İşbirlikçilik palamarları koparılıp atılmadan bağımsızlık olmaz!

Fotoğraf: Envato

Paylaş

Ağırlaşan ekonomik sosyal ve politik sorunların en fazla işçi ve emekçilerin durumunu ağırlaştırdığı net olmasına rağmen, bu sorunların “iç ve dış”; “milli ve gayrı milli” ikilemlerine alınarak “gündem oluşturma ve yönetme” politikasının öne çıktığı ya da çıkarıldığı bugünkü gibi koşullarda, antiemperyalizm, demokrasi, özgürlük ve toplumsal kurtuluş sorunlarının bulandırılması daha fazla mümkün olmakta daha da kolaylaşmaktadır. Bağımsızlık, özgürlük ve demokrasiden sözedilmesinin dahi-bunların içeriklerinin ne olması gerektiği ayrı bir tartışma konusudur- soruşturulma ve zindanlara tıkılma nedeni olduğu bir ülkede, bu politikadan sorumlu olanların “ya öleceğiz ya da bağımsız olacağız!” açıklamaları, pratikleriyle bağdaşmaz ve aldatma amaçlı bir söylemden ibaret kalır.

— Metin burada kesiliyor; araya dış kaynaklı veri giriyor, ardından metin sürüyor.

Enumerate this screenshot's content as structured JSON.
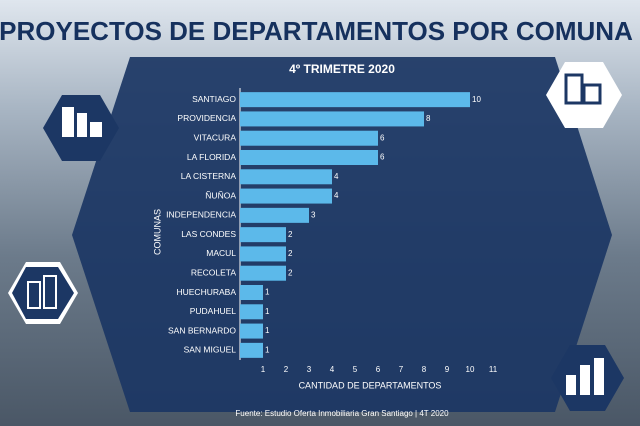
{
  "chart_data": {
    "type": "bar",
    "orientation": "horizontal",
    "title": "PROYECTOS DE DEPARTAMENTOS POR COMUNA",
    "subtitle": "4º TRIMETRE 2020",
    "x_label": "CANTIDAD DE DEPARTAMENTOS",
    "y_label": "COMUNAS",
    "source": "Fuente: Estudio Oferta Inmobiliaria Gran Santiago | 4T 2020",
    "categories": [
      "SANTIAGO",
      "PROVIDENCIA",
      "VITACURA",
      "LA FLORIDA",
      "LA CISTERNA",
      "ÑUÑOA",
      "INDEPENDENCIA",
      "LAS CONDES",
      "MACUL",
      "RECOLETA",
      "HUECHURABA",
      "PUDAHUEL",
      "SAN BERNARDO",
      "SAN MIGUEL"
    ],
    "values": [
      10,
      8,
      6,
      6,
      4,
      4,
      3,
      2,
      2,
      2,
      1,
      1,
      1,
      1
    ],
    "color": "#5cb9ea",
    "xlim": [
      0,
      11
    ],
    "xticks": [
      1,
      2,
      3,
      4,
      5,
      6,
      7,
      8,
      9,
      10,
      11
    ]
  }
}
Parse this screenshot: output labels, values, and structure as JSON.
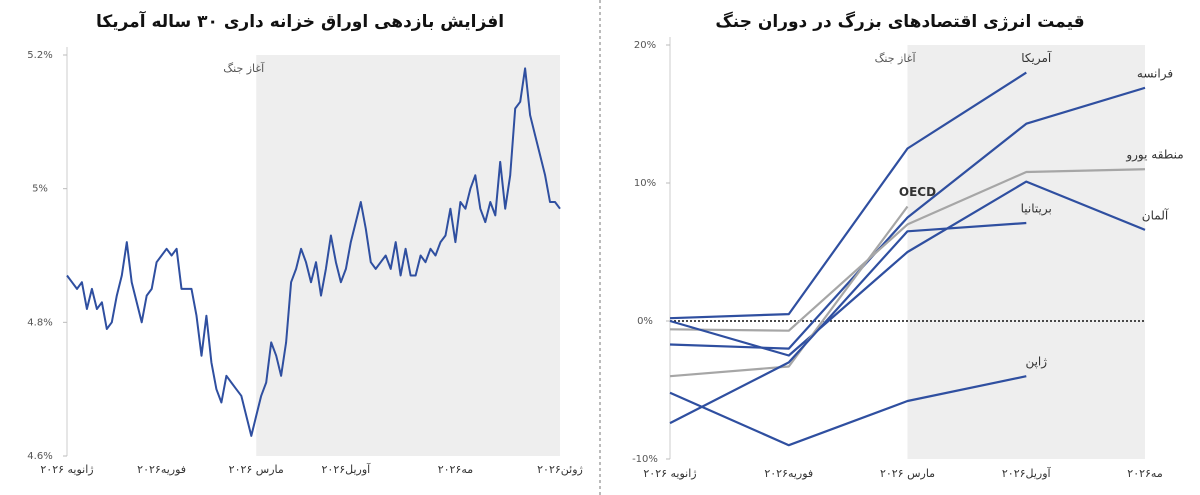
{
  "chart_data": [
    {
      "type": "line",
      "title": "افزایش بازدهی اوراق خزانه داری ۳۰ ساله آمریکا",
      "annotation": "آغاز جنگ",
      "color": "#2f4fa0",
      "categories": [
        "ژانویه ۲۰۲۶",
        null,
        null,
        null,
        null,
        null,
        null,
        null,
        null,
        null,
        null,
        null,
        null,
        null,
        null,
        null,
        null,
        null,
        null,
        "فوریه۲۰۲۶",
        null,
        null,
        null,
        null,
        null,
        null,
        null,
        null,
        null,
        null,
        null,
        null,
        null,
        null,
        null,
        null,
        null,
        null,
        "مارس ۲۰۲۶",
        null,
        null,
        null,
        null,
        null,
        null,
        null,
        null,
        null,
        null,
        null,
        null,
        null,
        null,
        null,
        null,
        null,
        "آوریل۲۰۲۶",
        null,
        null,
        null,
        null,
        null,
        null,
        null,
        null,
        null,
        null,
        null,
        null,
        null,
        null,
        null,
        null,
        null,
        null,
        null,
        null,
        null,
        "مه۲۰۲۶",
        null,
        null,
        null,
        null,
        null,
        null,
        null,
        null,
        null,
        null,
        null,
        null,
        null,
        null,
        null,
        null,
        null,
        null,
        null,
        null,
        "ژوئن۲۰۲۶"
      ],
      "values": [
        4.87,
        4.86,
        4.85,
        4.86,
        4.82,
        4.85,
        4.82,
        4.83,
        4.79,
        4.8,
        4.84,
        4.87,
        4.92,
        4.86,
        4.83,
        4.8,
        4.84,
        4.85,
        4.89,
        4.9,
        4.91,
        4.9,
        4.91,
        4.85,
        4.85,
        4.85,
        4.81,
        4.75,
        4.81,
        4.74,
        4.7,
        4.68,
        4.72,
        4.71,
        4.7,
        4.69,
        4.66,
        4.63,
        4.66,
        4.69,
        4.71,
        4.77,
        4.75,
        4.72,
        4.77,
        4.86,
        4.88,
        4.91,
        4.89,
        4.86,
        4.89,
        4.84,
        4.88,
        4.93,
        4.89,
        4.86,
        4.88,
        4.92,
        4.95,
        4.98,
        4.94,
        4.89,
        4.88,
        4.89,
        4.9,
        4.88,
        4.92,
        4.87,
        4.91,
        4.87,
        4.87,
        4.9,
        4.89,
        4.91,
        4.9,
        4.92,
        4.93,
        4.97,
        4.92,
        4.98,
        4.97,
        5.0,
        5.02,
        4.97,
        4.95,
        4.98,
        4.96,
        5.04,
        4.97,
        5.02,
        5.12,
        5.13,
        5.18,
        5.11,
        5.08,
        5.05,
        5.02,
        4.98,
        4.98,
        4.97
      ],
      "ylim": [
        4.6,
        5.2
      ],
      "yticks": [
        {
          "value": 4.6,
          "label": "4.6%"
        },
        {
          "value": 4.8,
          "label": "4.8%"
        },
        {
          "value": 5.0,
          "label": "5%"
        },
        {
          "value": 5.2,
          "label": "5.2%"
        }
      ]
    },
    {
      "type": "line",
      "title": "قیمت انرژی اقتصادهای بزرگ در دوران جنگ",
      "annotation": "آغاز جنگ",
      "categories": [
        "ژانویه ۲۰۲۶",
        "فوریه۲۰۲۶",
        "مارس ۲۰۲۶",
        "آوریل۲۰۲۶",
        "مه۲۰۲۶"
      ],
      "series": [
        {
          "name": "آمریکا",
          "color": "#2f4fa0",
          "values": [
            0.2,
            0.5,
            12.5,
            18,
            null
          ]
        },
        {
          "name": "فرانسه",
          "color": "#2f4fa0",
          "values": [
            -1.7,
            -2.0,
            7.5,
            14.3,
            16.9
          ]
        },
        {
          "name": "منطقه یورو",
          "color": "#a6a6a6",
          "values": [
            -0.6,
            -0.7,
            7.0,
            10.8,
            11.0
          ]
        },
        {
          "name": "آلمان",
          "color": "#2f4fa0",
          "values": [
            0,
            -2.5,
            5,
            10.1,
            6.6
          ]
        },
        {
          "name": "OECD",
          "color": "#a6a6a6",
          "values": [
            -4,
            -3.3,
            8.3,
            null,
            null
          ]
        },
        {
          "name": "بریتانیا",
          "color": "#2f4fa0",
          "values": [
            -7.4,
            -3,
            6.5,
            7.1,
            null
          ]
        },
        {
          "name": "ژاپن",
          "color": "#2f4fa0",
          "values": [
            -5.2,
            -9,
            -5.8,
            -4,
            null
          ]
        }
      ],
      "ylim": [
        -10,
        20
      ],
      "yticks": [
        {
          "value": -10,
          "label": "-10%"
        },
        {
          "value": 0,
          "label": "0%"
        },
        {
          "value": 10,
          "label": "10%"
        },
        {
          "value": 20,
          "label": "20%"
        }
      ],
      "zero_line": true
    }
  ]
}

Aldatıcılık ise, kendilerini “sol”da göstererek sömürü sistemini ve onun koruyucu şiddet makinesini savunmada işbirlikçi tekelci burjuvazi ve temsilcileriyle birleşenlerinki de dahil, somut siyasal pratik diye bir “ölçüt”le karşı karşıyadır. Yalanın krize girmediği ülkelerde bile insanlar yaşayarak görme ve öğrenme gibi ilkel bir öğreticiye sahiptirler.

Türkiye ekonomisinin “dışa bağımlı”lığını sermaye kodamanlarıyla sermayenin çıkarlarına bağlı politika yapan partilerin yöneticileri de kabul ediyor. Türkiye, ekonomik büyüklük bakımından dünya ölçeğinde 17. sırada yer alıyor. Bu büyüklük ülke yöneticilerinin abartılı rakamlarıyla dahi 900 milyar dolar civarında. Borcu ise 450 milyar dolar. Büyük sermaye sahipleri sıralamasında da dünya ölçeğinde listeye girebilir düzeyde servet yığınağı yapmış ve fakat sayıları çok fazla olmayan tekelci patronlarla şirketleri bulunuyor.

Bu en büyükleri başta olmak üzere tekelci şirketlerin, Erdoğan başta olmak üzere devletin “milli ve yerli” politikacıları tarafından “dış”, “yabancı”, “gayrı milli” ve hatta dil sürçmesiyle de olsa ara sıra “emperyalist” diye tanımlanan uluslararası tekellerle, emperyalist-kapitalist devletlerle çeşitli şekillerde girift ya da ilişkili oldukları, bu şirketlerin “milli ve yerli” uzantısı durumundaki “iş ortakları”yla kendileri de “sermayedarlar kısmı”ndan olan politikacılar bile reddedemezler. Reddetmeye kalktıklarında da düpedüz yalan söylemiş olurlar. Kayıt dışı olmadıkları sürece bütün mali ve büyük sanayi şirketlerin iş ve üretim örgütlenmesinin; gelir-giderinin muhasebe kayıtları, bu iş ve kâr ortaklığıyla mali soygun ve rant paylaşımının kaynağını açık eder.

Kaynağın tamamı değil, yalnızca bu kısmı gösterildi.